Whether it’s a wrist-worn activity tracker or an app on your telephone that counts your daily caloric intake, it is axiomatic that technology is an essential part of our everyday lives. All the while, these technologies are compiling data about our eating, exercise, and sleeping habits; data which can be analyzed to identify deficiencies and formulate plans for a healthier lifestyle. A trend has emerged in the workplace where, in an effort to reduce skyrocketing healthcare costs, companies are utilizing such data in an effort to implement wellness programs for their employees. These companies are also providing incentives to employees, usually in the form of additional contributions towards a Health Savings Account or insurance deductible. Some companies even reward employees with gift if their respective data demonstrates an improvement in a pre-determined health module such as blood pressure or weight-to-height ratio.

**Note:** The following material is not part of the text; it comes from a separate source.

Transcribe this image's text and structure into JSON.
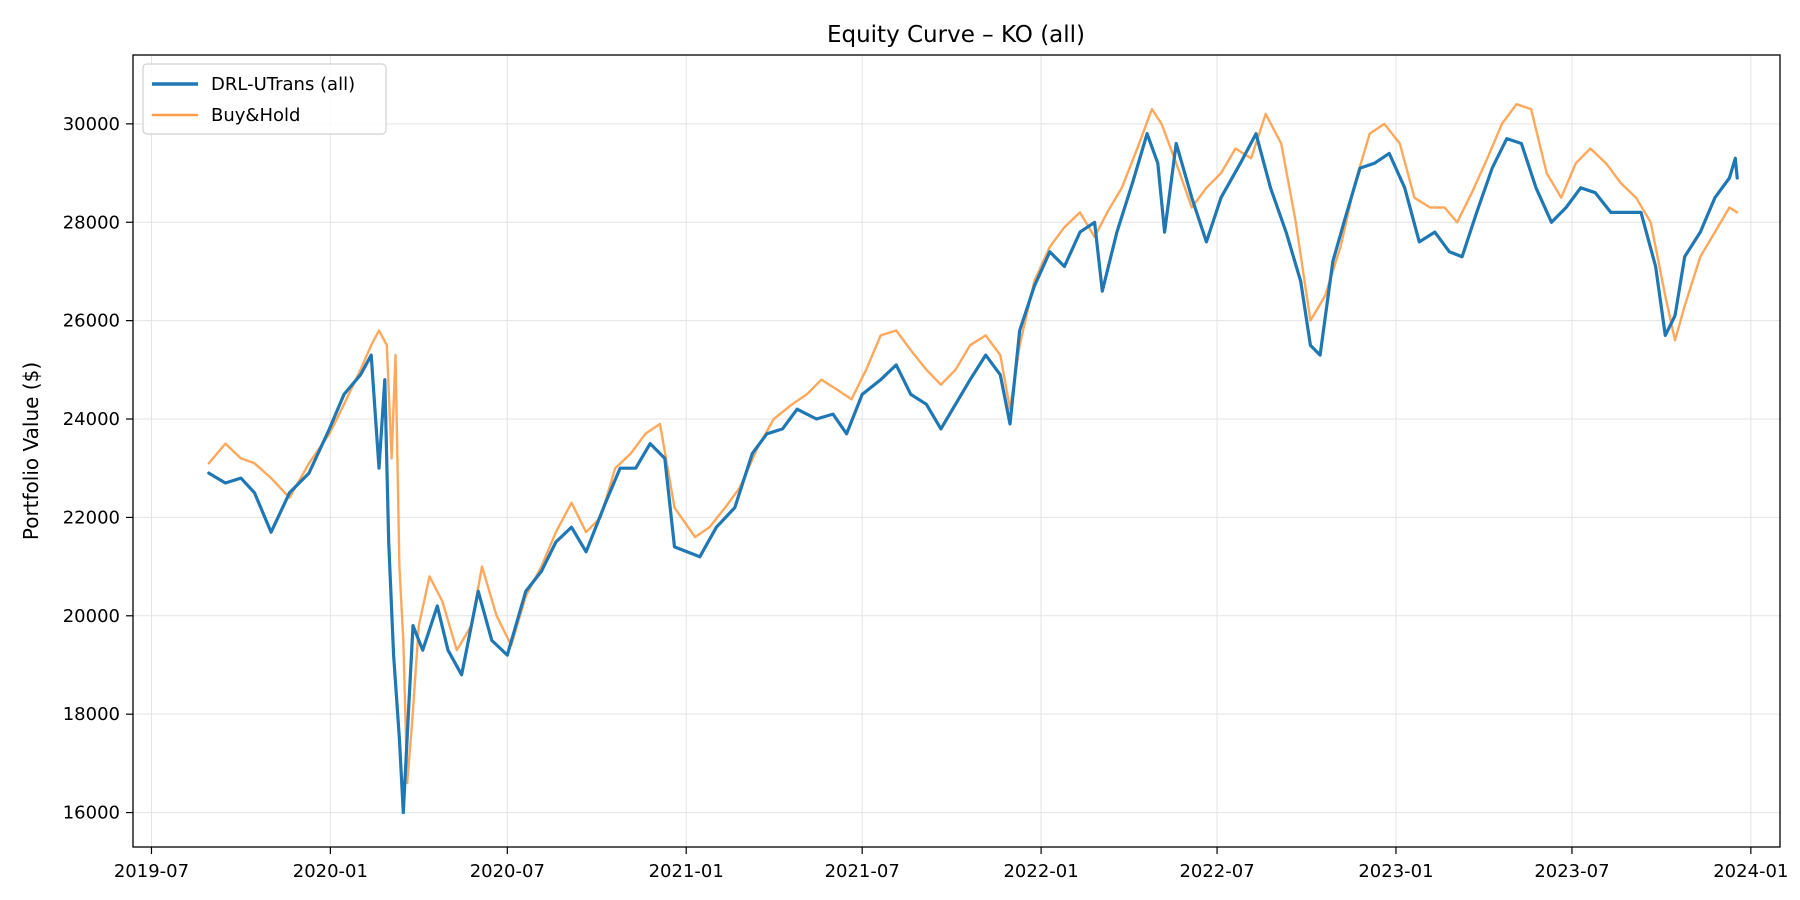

These programs and incentives are not without legal issues. Of paramount concern, the privacy of the employees’ health data must be protected. This is especially important for those instances where certain data is requested that could be deemed “sensitive,” such as alcohol consumption and pregnancy plans. In order to comply with federal law, third-party providers who facilitate these programs generally share the data they compile with the companies that retain them. This becomes absolutely necessary should the company provide incentives for meeting certain health criteria to identify which employees were successful. Moreover, many of these third-party facilitators sell the data they compile to advertisers. Whether this data is protected by HIPAA is largely dependent upon the health plan administering the wellness program. See The Wall Street Journal, Tuesday, February 12, 2019, page A11, “Your Company and Your Fitness Data.”
The privacy concerns impact employer and employee alike. While wellness programs are designed for positive outcomes, both for health benefits and cost reductions, individual data is potentially exposed. The responsibility falls on both sides of the ledger — the employee should monitor personal data, just like a credit report should be periodically reviewed for accuracy, while the employer needs to take reasonable steps to protect the employee’s privacy and thus avoid legal exposure.